Today AIDS has become a major cause of morbidity and mortality in the U.S. Indeed, it has become the leading cause of death in the country among people with hemophilia and users of


illegal intravenous (IV) drugs. Moreover, nation-wide morbidity and mortality rates will increase in the next few years as some of the one to 1.5 million Americans who are already infected with the human immunodeficiency virus (HIV) develop AIDS. Most of those affected in the near future will be either homosexual men or IV drug abusers, and a significant proportion of them will be blacks and Hispanics. Yet, given the fact that the virus is transmitted through sexual contact, through the traces of blood in needles and other drug paraphernalia and from mother to newborn infant, one can envision many possible chains of infection, which leave no segment of the U.S. population completely unaffected by the threat of AIDS.

The discovery of the epidemic, the enumeration of the varied manifestations of HIV infection and the analysis of the circumstances that made it possible for such an infection to spread have been missions assigned to epidemiology: the study of the occurrence and distribution of disease as well as its control in a given population. Epidemiologists monitor mortality and morbidity rates associated with HIV infection and AIDS; they also make predictions of likely changes in HIV infection rates in the course of time.
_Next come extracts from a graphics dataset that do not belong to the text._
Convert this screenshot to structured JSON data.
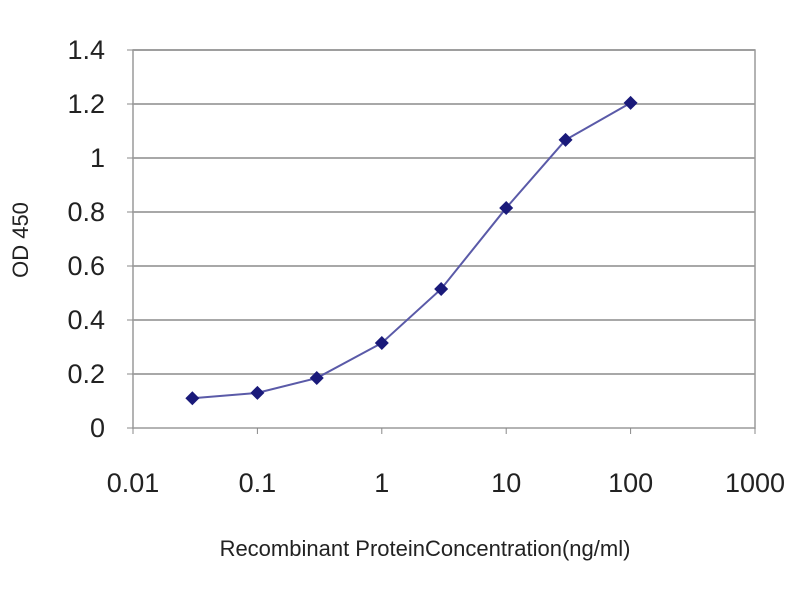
{
  "chart_data": {
    "type": "line",
    "title": "",
    "xlabel": "Recombinant ProteinConcentration(ng/ml)",
    "ylabel": "OD 450",
    "x_scale": "log",
    "xlim": [
      0.01,
      1000
    ],
    "ylim": [
      0,
      1.4
    ],
    "x_ticks": [
      "0.01",
      "0.1",
      "1",
      "10",
      "100",
      "1000"
    ],
    "y_ticks": [
      "0",
      "0.2",
      "0.4",
      "0.6",
      "0.8",
      "1",
      "1.2",
      "1.4"
    ],
    "grid": "horizontal",
    "legend": "none",
    "series": [
      {
        "x": [
          0.03,
          0.1,
          0.3,
          1,
          3,
          10,
          30,
          100
        ],
        "y": [
          0.11,
          0.13,
          0.185,
          0.315,
          0.515,
          0.815,
          1.067,
          1.204
        ],
        "color": "#1a1a7a",
        "line_color": "#5a5aa8",
        "marker": "diamond"
      }
    ]
  }
}
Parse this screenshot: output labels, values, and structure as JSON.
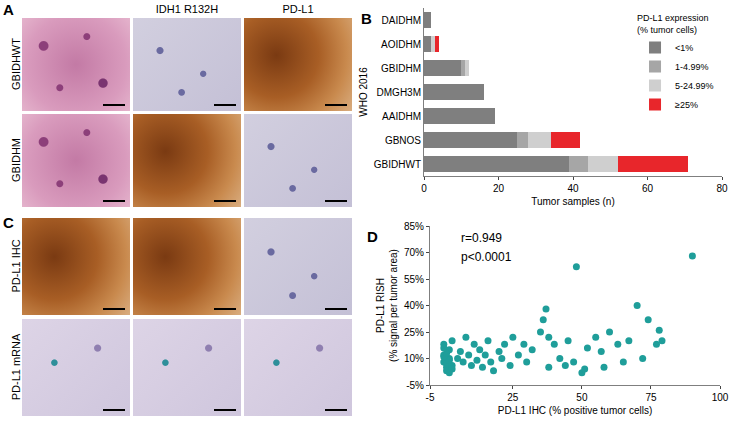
{
  "images": {
    "panel_A": {
      "letter": "A",
      "row_labels": [
        "GBIDHWT",
        "GBIDHM"
      ],
      "column_headers": [
        "IDH1 R132H",
        "PD-L1"
      ]
    },
    "panel_C": {
      "letter": "C",
      "row_labels": [
        "PD-L1 IHC",
        "PD-L1 mRNA"
      ]
    }
  },
  "chart_data": [
    {
      "panel": "B",
      "type": "bar",
      "orientation": "horizontal",
      "stacked": true,
      "y_label": "WHO 2016",
      "x_label": "Tumor samples (n)",
      "categories": [
        "GBIDHWT",
        "GBNOS",
        "AAIDHM",
        "DMGH3M",
        "GBIDHM",
        "AOIDHM",
        "DAIDHM"
      ],
      "series": [
        {
          "name": "<1%",
          "color": "#7f7f7f",
          "values": [
            39,
            25,
            19,
            16,
            10,
            2,
            2
          ]
        },
        {
          "name": "1-4.99%",
          "color": "#a6a6a6",
          "values": [
            5,
            3,
            0,
            0,
            1,
            0,
            0
          ]
        },
        {
          "name": "5-24.99%",
          "color": "#cfcfcf",
          "values": [
            8,
            6,
            0,
            0,
            1,
            1,
            0
          ]
        },
        {
          "name": "≥25%",
          "color": "#e8262b",
          "values": [
            19,
            8,
            0,
            0,
            0,
            1,
            0
          ]
        }
      ],
      "legend_title": [
        "PD-L1 expression",
        "(% tumor cells)"
      ],
      "legend": "top right",
      "xlim": [
        0,
        80
      ],
      "xticks": [
        0,
        20,
        40,
        60,
        80
      ],
      "grid": false
    },
    {
      "panel": "D",
      "type": "scatter",
      "marker": "circle",
      "color": "#1f9e9a",
      "x_label": "PD-L1 IHC (% positive tumor cells)",
      "y_label": [
        "PD-L1 RISH",
        "(% signal per tumor area)"
      ],
      "annotations": [
        "r=0.949",
        "p<0.0001"
      ],
      "x": [
        0,
        0,
        1,
        1,
        2,
        2,
        0,
        1,
        3,
        2,
        0,
        3,
        1,
        2,
        3,
        0,
        5,
        6,
        7,
        8,
        9,
        10,
        11,
        12,
        13,
        14,
        15,
        16,
        17,
        18,
        20,
        21,
        22,
        24,
        25,
        27,
        29,
        30,
        32,
        35,
        36,
        37,
        38,
        38,
        40,
        42,
        44,
        45,
        47,
        48,
        50,
        51,
        52,
        55,
        57,
        58,
        60,
        63,
        65,
        67,
        70,
        72,
        74,
        77,
        78,
        79,
        90
      ],
      "values": [
        12,
        8,
        5,
        3,
        10,
        15,
        18,
        7,
        6,
        9,
        11,
        4,
        13,
        2,
        20,
        16,
        10,
        14,
        8,
        22,
        12,
        6,
        18,
        9,
        15,
        5,
        12,
        20,
        8,
        3,
        14,
        10,
        18,
        6,
        22,
        12,
        18,
        8,
        15,
        25,
        32,
        38,
        22,
        5,
        18,
        10,
        6,
        20,
        8,
        62,
        2,
        4,
        16,
        22,
        14,
        5,
        25,
        18,
        8,
        20,
        40,
        10,
        32,
        18,
        26,
        20,
        68
      ],
      "xlim": [
        -5,
        100
      ],
      "xticks": [
        -5,
        25,
        50,
        75,
        100
      ],
      "ylim": [
        -5,
        85
      ],
      "yticks": [
        {
          "value": -5,
          "label": "-5%"
        },
        {
          "value": 10,
          "label": "10%"
        },
        {
          "value": 25,
          "label": "25%"
        },
        {
          "value": 40,
          "label": "40%"
        },
        {
          "value": 55,
          "label": "55%"
        },
        {
          "value": 70,
          "label": "70%"
        },
        {
          "value": 85,
          "label": "85%"
        }
      ],
      "grid": false
    }
  ]
}
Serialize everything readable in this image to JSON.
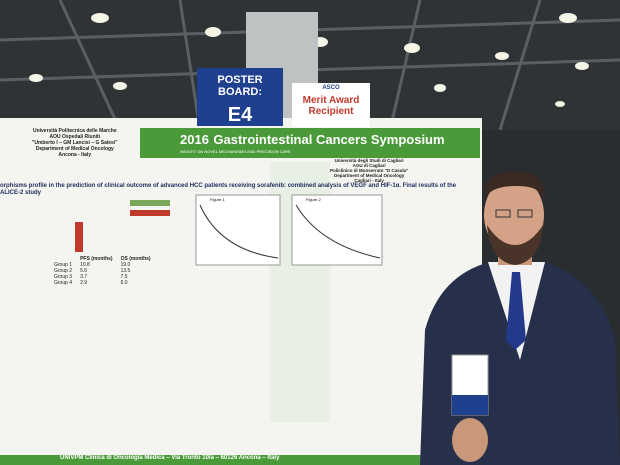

Most important, by carrying out studies to define the ways HIV is transmitted from person to person, epidemiologists can identify the population groups that are at greatest risk of acquiring AIDS and thereby develop strategies for the prevention and control of the disease — strategies that are independent of the development of an effective vaccine or therapy. Indeed, determining the risk factors for AIDS enabled the U.S. Public Health Service and other groups to issue recommendations for the prevention of AIDS as early as 1983, a full year before HIV was firmly identified and two years before laboratory tests to detect the presence of the virus became widely available.

To carry out all these tasks epidemiologists depend on surveillance: the gathering of high-quality, consistent and interpretable data on a disease or an infection. Surveillance data are routinely compiled from reports filed with state and local health departments that are then forwarded to the U.S. Centers for Disease Control (CDC).

Because the disease appeared to be transmitted through the exchange of blood or by sexual contact, most investigators were convinced by late 1982 that the cause of AIDS was an infectious agent (most likely a virus) and not the result of exposure to toxic substance^ or other environmental or genetic factors. The infection hypothesis was finally confirmed when HIV was isolated by Luc Montagnier and his colleagues at the Pasteur Institute in Paris and by Robert C. Gallo and his colleagues at the National Cancer Institute.


Soon after the discovery of the AIDS agent a laboratory test was developed to detect antibodies to HIV in the blood. A positive result in a test of a person's 'blood sample was a, reliable sign that the person was infected with the virus. Such a serological test made it possible to detect HIV infection in people who showed no clinical symptoms, and to confirm clinical diagnoses of AIDS and other HIV-related conditions. It also made it possible to measure directly the prevalence of HIV infection (the number of infected people in a given population at a given time) and its incidence (the number of new infections occurring within a defined period in a specific population). Most important, perhaps, was the fact that the national supply of donated blood could now be screened, so that additional cases of AIDS due to blood transfusions and contaminated blood products could be avoided.